Mas não é carreira de Brando que determina a biografia, é a sua presumível vida sexual. A certa altura, alguém diz que Brando foi particularmente activo enquanto homossexual nos anos 40 e, de forma menos intensa, nos anos 50, e que depois disso, à medida que envelheceu, parece ter levado uma vida "normal" e é, sobretudo, por isso, que Porter se desinteressa dela. "Brando Mas Pouco" não é a biografia do actor Brando - a sua meteórica ascensão entre a Broadway e o cinema está lá, mas é uma narração paralela e secundária - mas existencialismo de alcova, o retrato de um monstro de sensualidade e sexualidade, que usou o corpo para dominar os outros (a biografia conta como, antes de entrar no palco, Brando se masturbava de forma a que a erecção fosse visível em cena). Num documentário recente ("Brando", de Mimi Freedman e Leslie Greif, 2007), o actor Edward Norton nota como as pessoas costumam pensar em Brando como "um ícone do vigor masculino" quando, na verdade, ele era uma "justaposição de coisas", tão incrivelmente masculino quanto incrivelmente feminino. Para lá da sua improbabilidade, "Brando Mas Pouco" surge como a encarnação - encarnação no sentido mais literal: a ideia torna-se carne - desse hibridismo, uma espécie de terceira via, ou terceiro sexo.

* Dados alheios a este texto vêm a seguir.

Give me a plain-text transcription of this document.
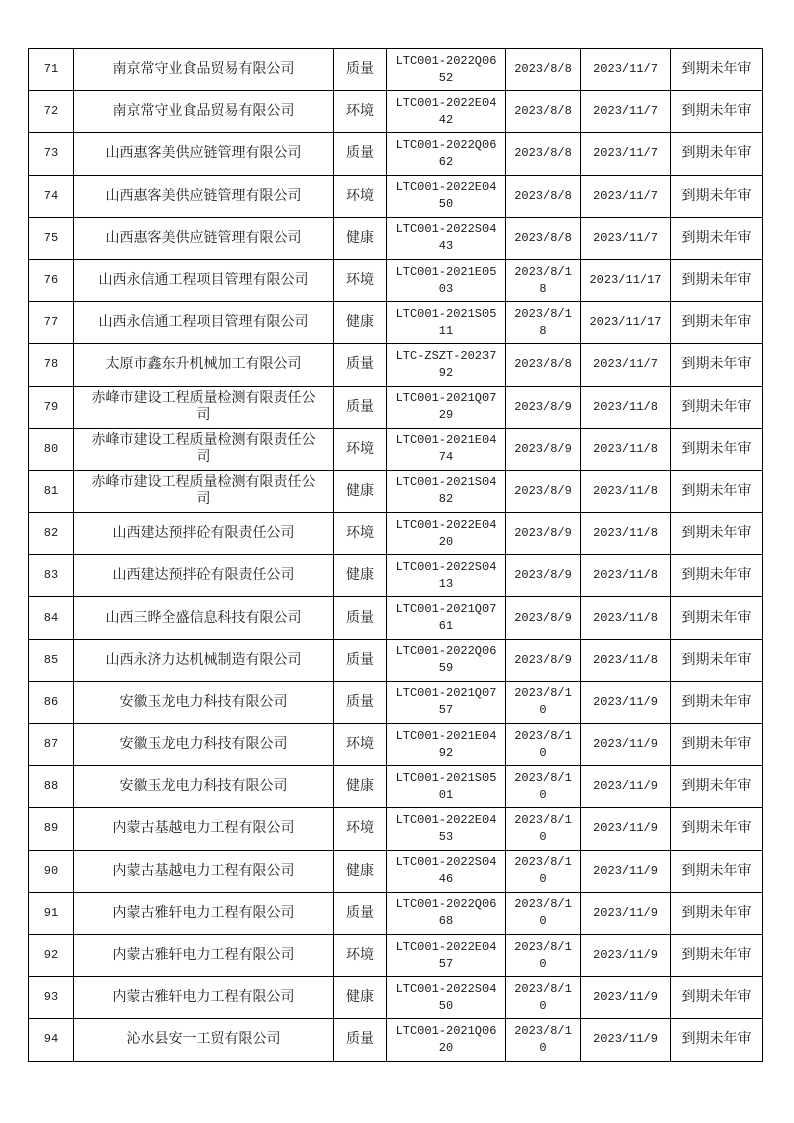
71	南京常守业食品贸易有限公司	质量	LTC001-2022Q0652	2023/8/8	2023/11/7	到期未年审
72	南京常守业食品贸易有限公司	环境	LTC001-2022E0442	2023/8/8	2023/11/7	到期未年审
73	山西惠客美供应链管理有限公司	质量	LTC001-2022Q0662	2023/8/8	2023/11/7	到期未年审
74	山西惠客美供应链管理有限公司	环境	LTC001-2022E0450	2023/8/8	2023/11/7	到期未年审
75	山西惠客美供应链管理有限公司	健康	LTC001-2022S0443	2023/8/8	2023/11/7	到期未年审
76	山西永信通工程项目管理有限公司	环境	LTC001-2021E0503	2023/8/18	2023/11/17	到期未年审
77	山西永信通工程项目管理有限公司	健康	LTC001-2021S0511	2023/8/18	2023/11/17	到期未年审
78	太原市鑫东升机械加工有限公司	质量	LTC-ZSZT-2023792	2023/8/8	2023/11/7	到期未年审
79	赤峰市建设工程质量检测有限责任公司	质量	LTC001-2021Q0729	2023/8/9	2023/11/8	到期未年审
80	赤峰市建设工程质量检测有限责任公司	环境	LTC001-2021E0474	2023/8/9	2023/11/8	到期未年审
81	赤峰市建设工程质量检测有限责任公司	健康	LTC001-2021S0482	2023/8/9	2023/11/8	到期未年审
82	山西建达预拌砼有限责任公司	环境	LTC001-2022E0420	2023/8/9	2023/11/8	到期未年审
83	山西建达预拌砼有限责任公司	健康	LTC001-2022S0413	2023/8/9	2023/11/8	到期未年审
84	山西三晔全盛信息科技有限公司	质量	LTC001-2021Q0761	2023/8/9	2023/11/8	到期未年审
85	山西永济力达机械制造有限公司	质量	LTC001-2022Q0659	2023/8/9	2023/11/8	到期未年审
86	安徽玉龙电力科技有限公司	质量	LTC001-2021Q0757	2023/8/10	2023/11/9	到期未年审
87	安徽玉龙电力科技有限公司	环境	LTC001-2021E0492	2023/8/10	2023/11/9	到期未年审
88	安徽玉龙电力科技有限公司	健康	LTC001-2021S0501	2023/8/10	2023/11/9	到期未年审
89	内蒙古基越电力工程有限公司	环境	LTC001-2022E0453	2023/8/10	2023/11/9	到期未年审
90	内蒙古基越电力工程有限公司	健康	LTC001-2022S0446	2023/8/10	2023/11/9	到期未年审
91	内蒙古雅轩电力工程有限公司	质量	LTC001-2022Q0668	2023/8/10	2023/11/9	到期未年审
92	内蒙古雅轩电力工程有限公司	环境	LTC001-2022E0457	2023/8/10	2023/11/9	到期未年审
93	内蒙古雅轩电力工程有限公司	健康	LTC001-2022S0450	2023/8/10	2023/11/9	到期未年审
94	沁水县安一工贸有限公司	质量	LTC001-2021Q0620	2023/8/10	2023/11/9	到期未年审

Também é a prova de que o fascínio de um corpo não termina com a sua morte. Nos Estados Unidos "Brando Mas Pouco" foi publicitada como "a biografia que teve de esperar que Brando morresse". É mais do que uma "tagline", confirma Porter, autor de outras biografias, igualmente reveladoras, de gente como Katharine Hepburn (onde defende que ela e Spencer Tracy seriam bissexuais dissimulados), Howard Hughes, Humphrey Bogart ou Michael Jackson. Esta última foi a mais difícil porque o biografado ainda estava vivo. "A minha biografia é o primeiro livro significativo publicado após a morte de Brando. Nunca o publicaria enquanto ele era vivo. Não sei se ele me teria processado. Os advogados de Katharine Hepburn ter-me-iam processado, na verdade eles ameaçaram fazê-lo mesmo depois de ela morrer. Agora, na sequência do meu livro, estou sempre a encontrar referências à bissexualidade de Katharine Hepburn, até na primeira página do caderno literário do ''New York Times''. Acho que haverá mais coisas no futuro sobre Marlon Brando que seguirão o mesmo padrão. Só tento ser o primeiro."
Apesar do seu conteúdo bolinha vermelha (o mais notório é um grande plano de um "fellatio" de atribuição duvidosa, entre Brando e um dos seus amigos mais próximos, o também actor Wally Cox), "Brando Mas Pouco" revela simultaneamente um fascínio adolescente, um olhar que se diria cândido, sobre esse mundo de adultos. Talvez isto explique alguma coisa: perguntamos a Darwin Porter como é que ele se interessou por Hollywood e vamos parar à infância dele. "A minha mãe era assistente de uma cantora e dançarina muito famosa chamada Sophie Tucker. Toda a gente estava sempre em casa de Miss Sophie: Frank Sinatra, Judy Garland... Eu saía da escola e corria para casa dela, para ver quem é que podia lá estar. Uma vez a Judy Garland cantou ''Over the rainbow'' para mim, quando eu era pequeno. É esse rapazinho fulminado pelas estrelas que agora escreve sobre elas."